Hedgehog Awareness Week runs from 30th April to 6th May 2023 and is organised by the British Hedgehog Preservation Society. It takes place every year and aims to highlight the problems hedgehogs face and how you can help them.
Click on this link to take you to the Society’s web page for this awareness week. It will give you valuable guidance on what you can do to help. If you have a garden, the number 1 priority is to ensure that hedgehogs can get in and ideally be able to move to your neighbours gardens as well.
Please do all that you can to help these much loved creatures!
Our conservation work has now completed for the season. Our last few sessions have focused on the area adjacent to the Oxford Canal. There used to be a house sited here and a variety of fruit trees would have been there. Most/all have been lost to the vigorous growth of scrub and ivy. The volunteers have been clearing this ground and will restore to semi-shaded flowering grassland.
Over the last few weeks, a lot of our conservation effort has gone into removing non-native and invasive species. Some passers-by think we are destroying bluebells, but the only ones in Ashlawn are the non-native Spanish variety. If left unchecked, they would spread rapidly, to the detriment of more valuable native flowers. It is the native wild flowers and grasses that are of paramount importance to invertebrate life.

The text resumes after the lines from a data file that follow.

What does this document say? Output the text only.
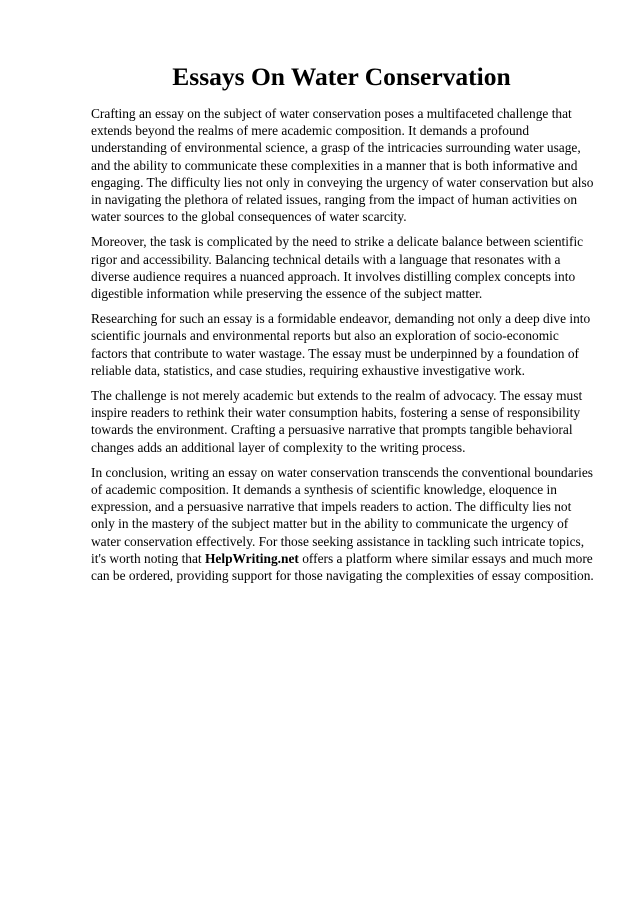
Essays On Water Conservation

Crafting an essay on the subject of water conservation poses a multifaceted challenge that extends beyond the realms of mere academic composition. It demands a profound understanding of environmental science, a grasp of the intricacies surrounding water usage, and the ability to communicate these complexities in a manner that is both informative and engaging. The difficulty lies not only in conveying the urgency of water conservation but also in navigating the plethora of related issues, ranging from the impact of human activities on water sources to the global consequences of water scarcity.

Moreover, the task is complicated by the need to strike a delicate balance between scientific rigor and accessibility. Balancing technical details with a language that resonates with a diverse audience requires a nuanced approach. It involves distilling complex concepts into digestible information while preserving the essence of the subject matter.

Researching for such an essay is a formidable endeavor, demanding not only a deep dive into scientific journals and environmental reports but also an exploration of socio-economic factors that contribute to water wastage. The essay must be underpinned by a foundation of reliable data, statistics, and case studies, requiring exhaustive investigative work.

The challenge is not merely academic but extends to the realm of advocacy. The essay must inspire readers to rethink their water consumption habits, fostering a sense of responsibility towards the environment. Crafting a persuasive narrative that prompts tangible behavioral changes adds an additional layer of complexity to the writing process.

In conclusion, writing an essay on water conservation transcends the conventional boundaries of academic composition. It demands a synthesis of scientific knowledge, eloquence in expression, and a persuasive narrative that impels readers to action. The difficulty lies not only in the mastery of the subject matter but in the ability to communicate the urgency of water conservation effectively. For those seeking assistance in tackling such intricate topics, it's worth noting that HelpWriting.net offers a platform where similar essays and much more can be ordered, providing support for those navigating the complexities of essay composition.
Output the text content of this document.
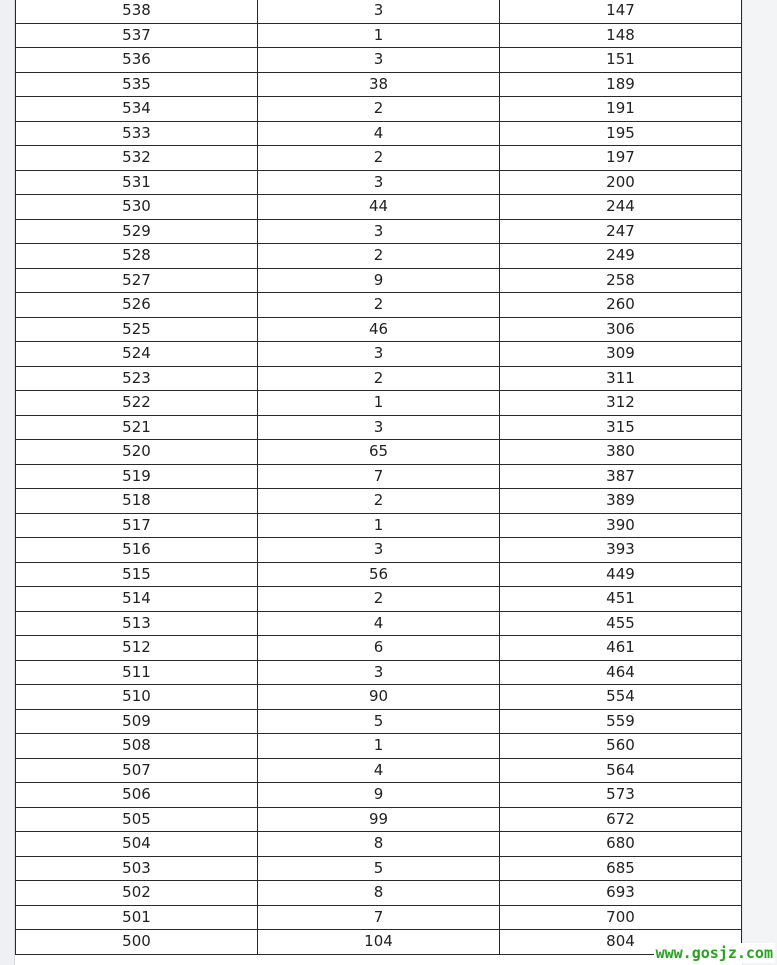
538	3	147
537	1	148
536	3	151
535	38	189
534	2	191
533	4	195
532	2	197
531	3	200
530	44	244
529	3	247
528	2	249
527	9	258
526	2	260
525	46	306
524	3	309
523	2	311
522	1	312
521	3	315
520	65	380
519	7	387
518	2	389
517	1	390
516	3	393
515	56	449
514	2	451
513	4	455
512	6	461
511	3	464
510	90	554
509	5	559
508	1	560
507	4	564
506	9	573
505	99	672
504	8	680
503	5	685
502	8	693
501	7	700
500	104	804
www.gosjz.com
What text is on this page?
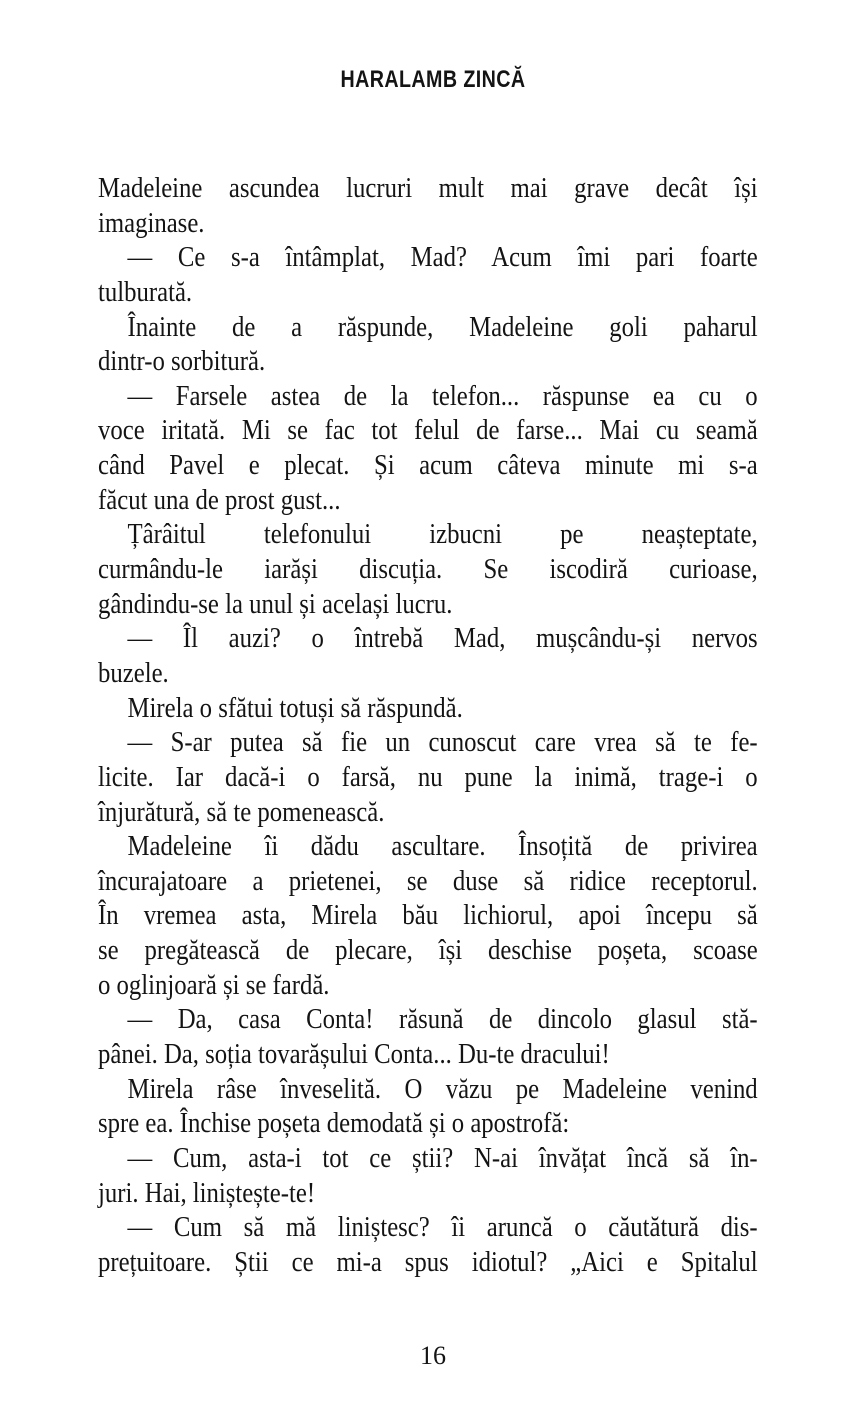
HARALAMB ZINCĂ
Madeleine ascundea lucruri mult mai grave decât își
imaginase.
— Ce s-a întâmplat, Mad? Acum îmi pari foarte
tulburată.
Înainte de a răspunde, Madeleine goli paharul
dintr-o sorbitură.
— Farsele astea de la telefon... răspunse ea cu o
voce iritată. Mi se fac tot felul de farse... Mai cu seamă
când Pavel e plecat. Și acum câteva minute mi s-a
făcut una de prost gust...
Țârâitul telefonului izbucni pe neașteptate,
curmându-le iarăși discuția. Se iscodiră curioase,
gândindu-se la unul și același lucru.
— Îl auzi? o întrebă Mad, mușcându-și nervos
buzele.
Mirela o sfătui totuși să răspundă.
— S-ar putea să fie un cunoscut care vrea să te fe-
licite. Iar dacă-i o farsă, nu pune la inimă, trage-i o
înjurătură, să te pomenească.
Madeleine îi dădu ascultare. Însoțită de privirea
încurajatoare a prietenei, se duse să ridice receptorul.
În vremea asta, Mirela bău lichiorul, apoi începu să
se pregătească de plecare, își deschise poșeta, scoase
o oglinjoară și se fardă.
— Da, casa Conta! răsună de dincolo glasul stă-
pânei. Da, soția tovarășului Conta... Du-te dracului!
Mirela râse înveselită. O văzu pe Madeleine venind
spre ea. Închise poșeta demodată și o apostrofă:
— Cum, asta-i tot ce știi? N-ai învățat încă să în-
juri. Hai, liniștește-te!
— Cum să mă liniștesc? îi aruncă o căutătură dis-
prețuitoare. Știi ce mi-a spus idiotul? „Aici e Spitalul
16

Frogs were observed to be on the move into the wetlands of Ashlawn Cutting on Friday 17th February 2023. On the 23rd, around 50 clumps of spawn were present in the marsh south of the station platform. Hopefully, there is more to come here and in other suitable pools over the coming days.
During a work party on Thursday 2nd March, the spawning activity commenced in the southern end of Pytchley Marsh. A few pictures are shown here but you will need to zoom in to see the full detail!
Latterly, spawning activity has also commenced in Reservoir Pond which is very welcome news. The pond was restored during the summer drought and now has much more open water.
On the 14th February 2023 a number of ash trees were felled on the southern side of the quarry. The primary purpose is to allow more light in, which will allow the adjacent grassland to support a wider range of native flora. In turn, this will be beneficial to the wider wildlife within the park. It will also make the site more welcoming to the public. The aim is to open out the corridor from where this cut took place through to the Egerton Close entrance. Unfortunately, the second planned cutting session could not take place due to the temporary access closure put in place by Warwickshire Police.
We had a very prolonged dry spell in summer which was generally not good news for a nature reserve. However, it did give the volunteers an opportunity to restore Reservoir Pond while the water level went from low to virtually non-existent.
The pond is an important breeding site for the common frog. The pond had become severely choked by flag iris and reedmace. The resulting encroachment meant very limited open water for the frogs to mate and spawn.
Grass cutting and raking off of the arisings has been on the go for the last two months. We have maintained a very good pace this season, with usually three brush cutters in action, with an energetic crew completing all the clearance. We expect to be finished by the end of November. The unimproved grasslands of the cutting are its core asset and deserve the full attention of the volunteer group.